Mon, Oct 09, 2017 - Page 3 News List

Legislators refloat moving capital to country’s south

By Cheng Hung-ta  /  Staff reporter

Democratic Progressive Party (DPP) Legislator Huang Kuo-shu (黃國書) yesterday welcomed a suggestion by Premier William Lai (賴清德) to relocate the capital, calling on the Executive Yuan to form a committee to oversee preparations to make Taichung the national capital.

The committee should be tasked with assessing the potential impact such a move would have, setting a timetable and securing the support of the DPP, as well as opposition parties and the public, said Huang, whose constituency is in Taichung.

Chinese Nationalist Party (KMT) Legislator Yen Kuan-hen (顏寬恆), also from Taichung, during a question-and-answer session on Friday asked Lai whether his belief that the capital should be moved had changed.

Lai advocated such a move during his time as a lawmaker.

Lai told Yen that as Taipei is an overpopulated and earthquake-prone basin, he hopes to alleviate the city’s burden.

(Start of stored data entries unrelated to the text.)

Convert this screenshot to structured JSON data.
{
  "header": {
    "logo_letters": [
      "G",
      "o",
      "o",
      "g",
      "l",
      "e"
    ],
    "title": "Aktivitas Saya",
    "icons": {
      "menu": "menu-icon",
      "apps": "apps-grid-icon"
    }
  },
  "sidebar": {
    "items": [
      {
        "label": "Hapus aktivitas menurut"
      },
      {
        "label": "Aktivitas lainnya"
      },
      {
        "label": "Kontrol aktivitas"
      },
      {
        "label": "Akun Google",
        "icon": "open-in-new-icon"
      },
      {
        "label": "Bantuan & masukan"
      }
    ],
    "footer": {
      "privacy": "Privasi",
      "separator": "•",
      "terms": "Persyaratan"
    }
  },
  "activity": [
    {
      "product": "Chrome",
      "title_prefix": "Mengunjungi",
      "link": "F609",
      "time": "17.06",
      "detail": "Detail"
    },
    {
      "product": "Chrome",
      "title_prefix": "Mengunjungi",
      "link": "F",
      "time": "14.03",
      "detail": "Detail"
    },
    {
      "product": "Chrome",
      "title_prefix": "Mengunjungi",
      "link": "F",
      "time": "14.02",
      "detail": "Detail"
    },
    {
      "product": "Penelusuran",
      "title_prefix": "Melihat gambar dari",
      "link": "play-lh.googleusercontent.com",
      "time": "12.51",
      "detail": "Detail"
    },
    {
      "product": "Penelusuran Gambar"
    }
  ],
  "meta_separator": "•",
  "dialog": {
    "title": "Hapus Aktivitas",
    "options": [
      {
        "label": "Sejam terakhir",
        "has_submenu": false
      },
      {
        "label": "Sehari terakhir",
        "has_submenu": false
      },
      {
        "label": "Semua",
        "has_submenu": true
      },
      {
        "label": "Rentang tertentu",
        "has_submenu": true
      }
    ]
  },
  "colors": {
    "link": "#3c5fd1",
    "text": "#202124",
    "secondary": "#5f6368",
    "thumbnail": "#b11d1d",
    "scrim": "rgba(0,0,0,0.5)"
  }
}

Lai said he hopes to position the nation’s economic hub in the north, its administrative hub in the center and its political hub in the south, and requested the KMT’s support should the government make a formal decision to move the capital.

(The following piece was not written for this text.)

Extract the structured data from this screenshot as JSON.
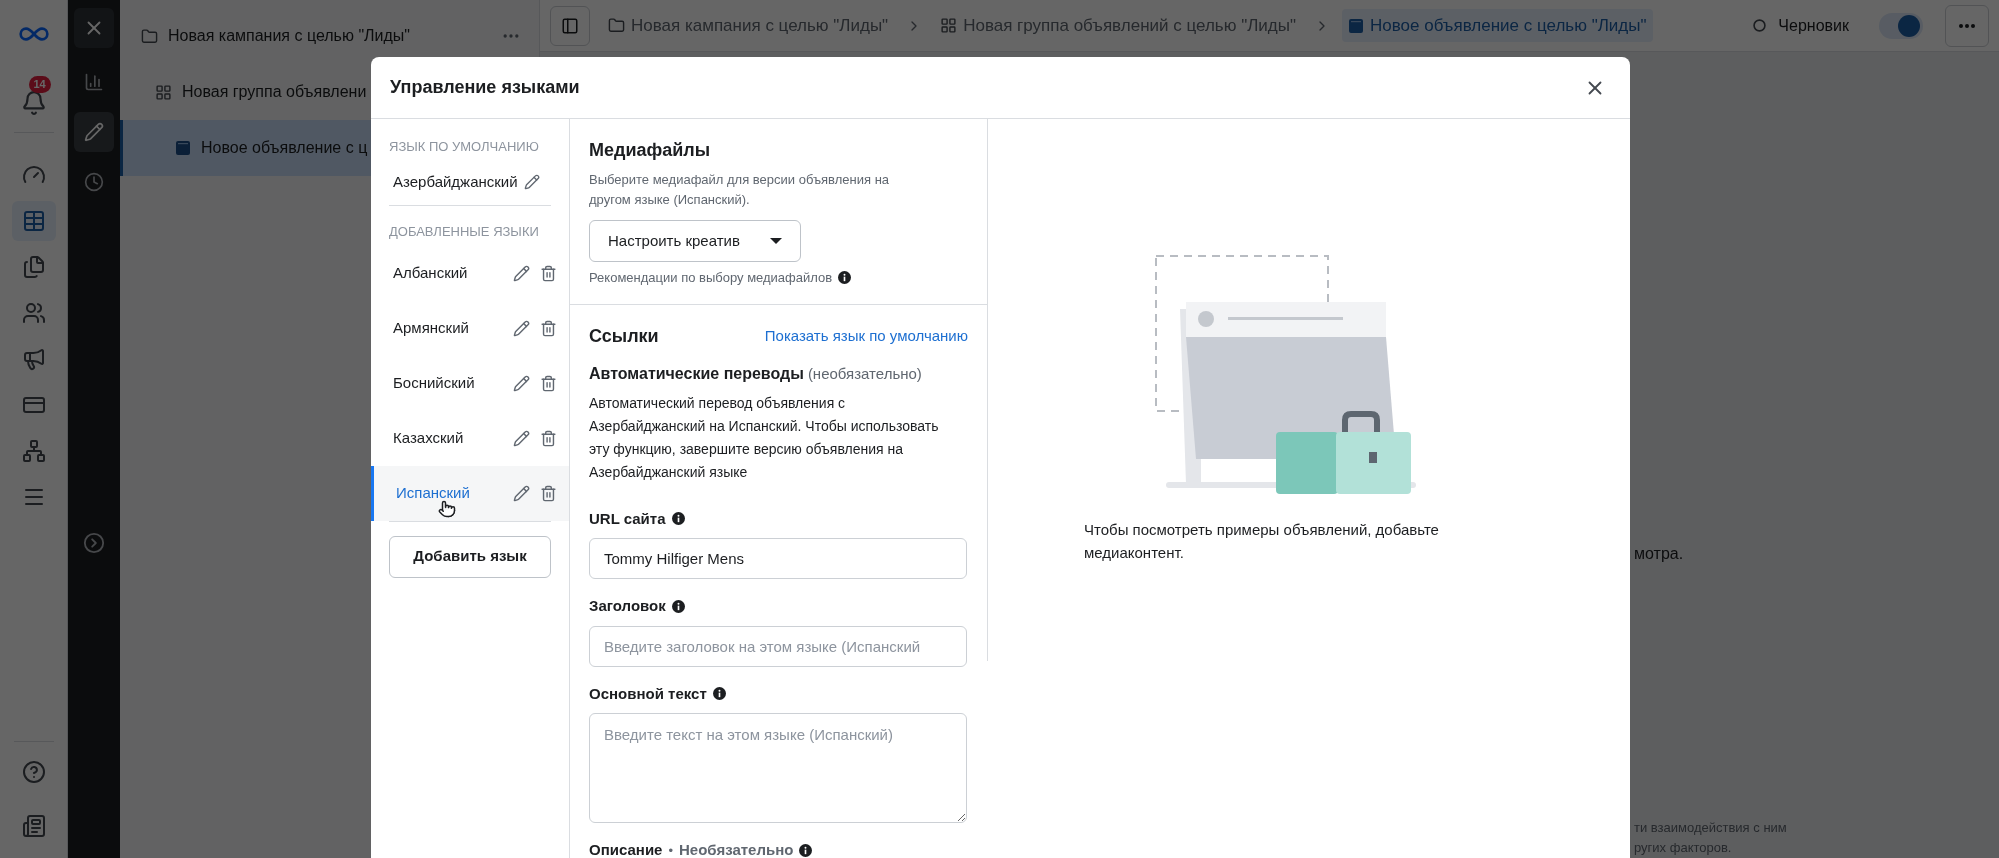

Huang welcomed Lai’s ideas, but said that the move would involve a redistribution of administrative resources and therefore necessitate a strong consensus between the ruling party, opposition parties and the public.

The Executive Yuan should form an intergovernmental committee to oversee preparations, including making plans, assessing the potential impact, gauging public opinion and garnering support for the plan, he said.

The committee should also collaborate with lawmakers that espouse moving the capital, he said.

Many countries have moved their capitals and benefited from the move, Huang said, adding that Taichung is relatively spacious, which is conducive if the government were to move administrative or legislative activities there.

Sufficient public support and resolve at the agencies concerned would be key to carrying out such a plan, he said, adding that the committee should set clear timetables and development goals.

New Power Party Legislator-at-large Hsu Yung-ming (徐永明) said that some lawmakers had called for the Legislative Yuan to be moved to Taichung, but such discussions were stymied because opinions differed widely, which was a “pity.”

He recommended separating the country’s political and economic hub, like in the US, so that “not all eggs are put in the same basket,” which could paralyze the nation should any contingency occur in Taipei.

Hsu said that he hoped the discussion on Friday could renew discussions about the issue.

Moving the legislature to Taichung would not only help the nation bring about systemic reform, but could also inspire other central government agencies to follow suit, as they need to communicate with the parliament when their budgets are under review, he said.

He also questioned the need to concentrate the government’s five branches in Taipei.